Mia tells me, “Owen’s mother called to him and I saw myself reach out and stroke that curly hair and I don’t know who was the most aghast, the boy’s mother or Dad, but the boy liked it and smiled and I smiled back. I placed the two Matchbox cars back in the boy’s hands and stood from my seat.” She tells me that James sighed: Thank God—it’s about time. But it wasn’t time. She reached for her coat and whispered to him, “I can’t do this.”
She slipped out into the hall. He ran after her, of course, full of condemnation and criticism and threats. He urged her to reconsider, but she couldn’t. She didn’t know what any of it meant. Owen. She didn’t know why that name meant so much to her. All she knew was that it wasn’t time for her baby to die.
Colin
Before
It’s 2:00 a.m. when I’m woken up by her scream. I stand from the chair and see her pointing across the pitch-black room at something that isn’t there.
“Mia,” I say. But I can’t get her eyes off it. “Mia,” I snap again. My voice is firm. I must look at the spot five times because she’s scaring the shit out of me. Her eyes, filled with tears, are locked in place on something. I reach for the light and turn it on, only to reassure myself that we’re alone.
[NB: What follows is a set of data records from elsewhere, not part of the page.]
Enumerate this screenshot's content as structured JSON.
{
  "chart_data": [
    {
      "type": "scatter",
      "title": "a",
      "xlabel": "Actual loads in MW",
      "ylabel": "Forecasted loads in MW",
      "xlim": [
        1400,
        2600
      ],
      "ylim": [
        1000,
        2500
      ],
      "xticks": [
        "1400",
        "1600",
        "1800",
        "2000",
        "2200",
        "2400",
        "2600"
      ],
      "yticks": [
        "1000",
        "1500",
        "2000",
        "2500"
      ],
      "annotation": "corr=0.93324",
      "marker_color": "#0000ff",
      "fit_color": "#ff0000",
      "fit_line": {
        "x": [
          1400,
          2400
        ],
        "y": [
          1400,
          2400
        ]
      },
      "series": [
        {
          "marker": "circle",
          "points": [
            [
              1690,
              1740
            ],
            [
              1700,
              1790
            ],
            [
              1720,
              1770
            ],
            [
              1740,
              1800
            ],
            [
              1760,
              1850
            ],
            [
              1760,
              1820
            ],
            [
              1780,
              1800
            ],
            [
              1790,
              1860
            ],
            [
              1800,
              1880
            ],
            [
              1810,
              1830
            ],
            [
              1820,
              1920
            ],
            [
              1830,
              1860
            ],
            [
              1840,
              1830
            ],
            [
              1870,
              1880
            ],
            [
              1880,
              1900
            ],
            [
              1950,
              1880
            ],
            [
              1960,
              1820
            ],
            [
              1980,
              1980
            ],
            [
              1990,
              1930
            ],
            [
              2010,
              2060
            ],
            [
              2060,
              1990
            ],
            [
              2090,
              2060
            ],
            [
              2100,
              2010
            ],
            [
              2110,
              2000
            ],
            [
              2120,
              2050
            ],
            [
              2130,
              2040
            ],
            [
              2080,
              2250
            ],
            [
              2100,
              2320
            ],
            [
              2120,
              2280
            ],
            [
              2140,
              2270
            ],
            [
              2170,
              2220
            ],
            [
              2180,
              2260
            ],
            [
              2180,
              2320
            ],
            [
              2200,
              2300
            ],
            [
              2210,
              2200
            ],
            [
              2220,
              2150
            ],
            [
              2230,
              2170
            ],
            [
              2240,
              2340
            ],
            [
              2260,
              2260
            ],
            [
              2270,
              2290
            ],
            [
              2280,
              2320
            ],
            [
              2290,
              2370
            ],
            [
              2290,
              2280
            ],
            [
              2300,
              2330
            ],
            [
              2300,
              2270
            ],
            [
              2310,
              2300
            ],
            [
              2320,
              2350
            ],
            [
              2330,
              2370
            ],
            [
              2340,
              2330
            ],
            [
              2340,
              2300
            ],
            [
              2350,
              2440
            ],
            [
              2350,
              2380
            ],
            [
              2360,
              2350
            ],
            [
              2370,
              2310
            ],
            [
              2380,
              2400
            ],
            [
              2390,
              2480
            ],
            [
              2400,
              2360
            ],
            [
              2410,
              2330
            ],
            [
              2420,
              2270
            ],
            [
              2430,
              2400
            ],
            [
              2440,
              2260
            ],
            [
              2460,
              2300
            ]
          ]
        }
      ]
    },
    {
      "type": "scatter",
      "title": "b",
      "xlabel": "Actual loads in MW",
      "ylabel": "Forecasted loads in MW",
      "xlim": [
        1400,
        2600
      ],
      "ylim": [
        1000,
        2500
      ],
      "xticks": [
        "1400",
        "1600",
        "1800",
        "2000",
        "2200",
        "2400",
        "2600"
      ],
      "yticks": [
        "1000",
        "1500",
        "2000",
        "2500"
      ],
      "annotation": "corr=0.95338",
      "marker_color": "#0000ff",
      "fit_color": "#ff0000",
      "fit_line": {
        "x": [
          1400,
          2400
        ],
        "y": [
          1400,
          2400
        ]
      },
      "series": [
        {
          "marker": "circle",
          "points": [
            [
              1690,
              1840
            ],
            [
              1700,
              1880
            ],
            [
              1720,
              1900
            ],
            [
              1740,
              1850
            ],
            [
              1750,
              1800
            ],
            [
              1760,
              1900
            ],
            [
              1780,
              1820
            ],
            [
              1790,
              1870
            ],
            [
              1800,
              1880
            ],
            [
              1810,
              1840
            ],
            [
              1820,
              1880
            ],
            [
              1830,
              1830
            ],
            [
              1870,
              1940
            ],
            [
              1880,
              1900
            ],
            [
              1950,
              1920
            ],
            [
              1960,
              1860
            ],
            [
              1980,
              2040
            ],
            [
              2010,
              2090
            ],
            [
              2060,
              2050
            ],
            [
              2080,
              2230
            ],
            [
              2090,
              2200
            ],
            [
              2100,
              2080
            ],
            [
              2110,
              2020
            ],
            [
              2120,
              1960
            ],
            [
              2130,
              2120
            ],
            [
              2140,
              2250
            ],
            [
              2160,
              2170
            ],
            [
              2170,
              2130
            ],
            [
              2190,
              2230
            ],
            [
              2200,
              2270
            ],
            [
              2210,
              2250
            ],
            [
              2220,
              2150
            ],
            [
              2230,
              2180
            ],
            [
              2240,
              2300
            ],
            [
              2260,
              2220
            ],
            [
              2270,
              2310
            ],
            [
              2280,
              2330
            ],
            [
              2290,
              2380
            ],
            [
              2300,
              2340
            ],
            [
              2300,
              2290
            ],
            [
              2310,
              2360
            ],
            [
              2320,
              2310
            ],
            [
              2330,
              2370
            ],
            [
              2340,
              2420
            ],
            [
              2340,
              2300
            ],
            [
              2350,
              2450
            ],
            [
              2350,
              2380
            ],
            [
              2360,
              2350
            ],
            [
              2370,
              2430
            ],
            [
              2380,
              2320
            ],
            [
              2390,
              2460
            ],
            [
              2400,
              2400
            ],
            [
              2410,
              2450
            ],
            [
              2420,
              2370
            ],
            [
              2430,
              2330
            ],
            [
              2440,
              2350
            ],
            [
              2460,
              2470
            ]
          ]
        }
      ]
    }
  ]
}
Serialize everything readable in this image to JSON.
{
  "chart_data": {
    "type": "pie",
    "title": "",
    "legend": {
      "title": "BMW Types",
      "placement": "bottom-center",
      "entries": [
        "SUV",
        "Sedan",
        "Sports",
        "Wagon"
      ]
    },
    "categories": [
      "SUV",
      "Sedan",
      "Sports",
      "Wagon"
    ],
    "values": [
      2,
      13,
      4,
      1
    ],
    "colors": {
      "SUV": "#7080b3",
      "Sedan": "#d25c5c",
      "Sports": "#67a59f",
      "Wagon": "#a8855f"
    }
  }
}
Then I drop to my knees before the couch. I take her head into my hands, and force her to look at me. “Mia,” I say and she snaps out of it.
She tells me that there was a man at the door with a machete and a red bandana tied around his head. She’s hysterical. Delirious. She can describe everything about him down to a hole in the right thigh of his jeans. A black man with a cigarette pinched between his lips. But what concerns me the most is the heat coming off her face when I press my hands to it. The glazed-over look of her eyes when she finally looks at me and her head drops to my shoulder and she begins to cry.